Природа одарила мужчину,выступившего вперёд, благородной внешностью, но что-то другое превращало её во внешность скрытную. Большая голова, преимущественно крупные черты, с длинными белыми бакенбардами, подстриженными так аккуратно, что не выбивалось ни волоска, но сама голова была совершенно безволосой, даже по бокам. Голова склоняется набок и мужчина смотрит на них уголком выцветшего голубого глаза, когда принимает билеты. Эстерхази, почти машинально и довольно медленно, протягивает руку, возлагает кончики пальцев ему на голову и слегка проводит ими по поверхности… на миг…

Потом он отдёргивает их, будто обжёгшись.

— Френолог, — снисходительно, почти высокомерно бормочет человек по-английски.

— В том числе. — отвечает Эстерхази, также на английском языке.

Неприятные изменения проходят по лицу человека; его осунувшиеся и псевдоблагородные черты растворяются в потоке тиков и гримас. Его рот несколько раз открывается и закрывается. Затем: — Проходите, джентльмены, показ уже почти начался, — коряво произносит он на смеси ужасного французского и ломаного немецкого. И: — …один из самых необычайных феноменов века, — шепчет он, снова по-английски. Затем он, казалось, проваливается сам в себя, его голова склоняется, плечи горбятся и он отворачивается странным кручёным движением.

Лобац насмешливо смотрит на Эстерхази, и с изумлением и тревогой видит — даже в этом тусклом и прерывистом освещении — что его компаньон бледнеет и таращится, двигая челюстью вверх и вниз, в гримасе, которая может означать — могла означать у кого-то другого — оторопь…

Но, спустя миг, и лицо и человек стали прежними, за исключением того, что он быстро вытащил шёлковый носовой платок, отёр лицо и так же быстро убрал платок.

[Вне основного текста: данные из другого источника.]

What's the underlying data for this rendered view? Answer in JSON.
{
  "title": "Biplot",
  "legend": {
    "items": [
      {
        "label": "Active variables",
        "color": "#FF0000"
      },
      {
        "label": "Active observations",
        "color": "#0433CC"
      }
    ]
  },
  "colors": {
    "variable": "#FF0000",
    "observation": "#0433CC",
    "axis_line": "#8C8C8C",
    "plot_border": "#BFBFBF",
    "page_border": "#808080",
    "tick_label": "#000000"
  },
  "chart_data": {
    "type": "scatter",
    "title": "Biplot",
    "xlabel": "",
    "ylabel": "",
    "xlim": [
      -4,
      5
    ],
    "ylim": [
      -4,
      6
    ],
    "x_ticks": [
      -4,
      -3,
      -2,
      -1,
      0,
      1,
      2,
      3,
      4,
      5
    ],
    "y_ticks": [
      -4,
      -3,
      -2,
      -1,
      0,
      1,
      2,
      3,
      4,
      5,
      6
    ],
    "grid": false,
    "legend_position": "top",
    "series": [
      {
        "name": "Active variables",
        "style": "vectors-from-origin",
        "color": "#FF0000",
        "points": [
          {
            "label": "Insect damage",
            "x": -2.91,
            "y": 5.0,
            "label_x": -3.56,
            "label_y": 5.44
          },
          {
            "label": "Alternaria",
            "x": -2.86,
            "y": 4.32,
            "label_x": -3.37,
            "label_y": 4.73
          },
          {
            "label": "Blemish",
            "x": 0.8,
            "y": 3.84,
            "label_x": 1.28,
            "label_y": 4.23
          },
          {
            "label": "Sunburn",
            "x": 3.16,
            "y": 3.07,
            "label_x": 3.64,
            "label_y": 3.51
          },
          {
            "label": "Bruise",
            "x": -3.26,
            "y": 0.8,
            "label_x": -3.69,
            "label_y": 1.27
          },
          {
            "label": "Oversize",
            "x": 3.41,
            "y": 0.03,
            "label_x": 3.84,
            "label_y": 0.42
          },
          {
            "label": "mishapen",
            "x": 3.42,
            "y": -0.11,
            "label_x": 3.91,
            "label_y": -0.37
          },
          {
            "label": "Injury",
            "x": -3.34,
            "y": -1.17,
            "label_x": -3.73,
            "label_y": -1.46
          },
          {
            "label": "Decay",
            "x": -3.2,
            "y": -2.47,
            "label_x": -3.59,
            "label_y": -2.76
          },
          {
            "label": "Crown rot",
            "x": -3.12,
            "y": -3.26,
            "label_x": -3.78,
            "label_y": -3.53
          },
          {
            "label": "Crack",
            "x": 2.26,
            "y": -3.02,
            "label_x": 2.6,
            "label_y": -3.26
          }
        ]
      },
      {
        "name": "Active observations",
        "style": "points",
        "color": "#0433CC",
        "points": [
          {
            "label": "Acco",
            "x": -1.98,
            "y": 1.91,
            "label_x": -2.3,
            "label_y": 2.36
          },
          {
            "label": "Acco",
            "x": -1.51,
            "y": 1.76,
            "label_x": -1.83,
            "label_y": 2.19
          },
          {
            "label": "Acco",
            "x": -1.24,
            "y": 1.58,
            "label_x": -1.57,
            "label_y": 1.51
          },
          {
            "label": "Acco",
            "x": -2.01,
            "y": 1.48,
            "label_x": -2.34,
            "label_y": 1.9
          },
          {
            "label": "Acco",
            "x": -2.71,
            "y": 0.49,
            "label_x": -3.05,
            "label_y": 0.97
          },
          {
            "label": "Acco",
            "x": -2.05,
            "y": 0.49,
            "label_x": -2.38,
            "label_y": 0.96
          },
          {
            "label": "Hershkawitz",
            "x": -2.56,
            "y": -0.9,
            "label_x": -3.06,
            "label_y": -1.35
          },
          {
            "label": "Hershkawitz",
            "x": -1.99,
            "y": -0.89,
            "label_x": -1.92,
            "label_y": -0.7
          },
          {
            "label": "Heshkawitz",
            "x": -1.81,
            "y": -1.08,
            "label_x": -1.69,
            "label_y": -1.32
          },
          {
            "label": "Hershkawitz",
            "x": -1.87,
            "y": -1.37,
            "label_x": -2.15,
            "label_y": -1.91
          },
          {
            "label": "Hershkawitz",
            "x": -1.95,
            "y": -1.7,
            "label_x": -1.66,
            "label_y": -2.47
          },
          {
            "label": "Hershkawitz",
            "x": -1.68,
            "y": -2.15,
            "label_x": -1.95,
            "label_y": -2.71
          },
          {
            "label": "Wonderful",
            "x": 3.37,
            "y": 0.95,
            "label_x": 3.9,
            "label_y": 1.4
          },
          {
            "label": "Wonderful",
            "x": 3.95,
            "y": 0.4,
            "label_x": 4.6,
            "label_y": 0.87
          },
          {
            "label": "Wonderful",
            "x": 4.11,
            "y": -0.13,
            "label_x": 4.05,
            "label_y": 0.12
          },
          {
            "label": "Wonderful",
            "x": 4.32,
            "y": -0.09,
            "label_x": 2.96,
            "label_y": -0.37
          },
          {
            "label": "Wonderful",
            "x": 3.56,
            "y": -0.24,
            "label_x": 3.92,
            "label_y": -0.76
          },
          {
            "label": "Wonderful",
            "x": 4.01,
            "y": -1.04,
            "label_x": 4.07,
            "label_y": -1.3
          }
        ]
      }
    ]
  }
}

И, прежде чем Лобац успевает сказать хоть слово, тонкий и почти призрачный звук возвещает, что граммофон начал изрыгать в атмосферу свои “научные примечания”. Требуется несколько секунд, за которые группа новоприбывших, очевидно, в основном клерков и тому подобное, использующих свой обеденный перерыв, входит в комнату… требуется несколько секунд, чтобы распознать во внезапном шуме и гаме, что граммофон выдаёт песню на французском.

Странный и удивительными были слова, странным и удивительным был голос.

Curieux scrutateur de la nature entière,

J’ay connu du grand tout le principe et la fin.

J’ay vu l’or en puissance au fond de sa minière,

J’ay saisi sa matière et surpris son levain.

Эти слова явно понимали лишь немногие из присутствующих, но, так или иначе, они затронули всех. Смутная тяжесть, непонятное послание; в исполнении примитивного механизма этот голос казался странным, неземным и причудливым: как ни странно, но эффект был прекрасен.

J’expliquay par quel art l’âme aux flancs d’une mère,

Fait sa maison, l’emporte, et comment un pépin

Mis contre un grain de blé, sous l’humide poussière,

L’un plante et l’autre cep, sont le pain et le vin.[4]

Лобац мягко толкает своего компаньона в рёбра и хриплым шёпотом спрашивает: — Что это?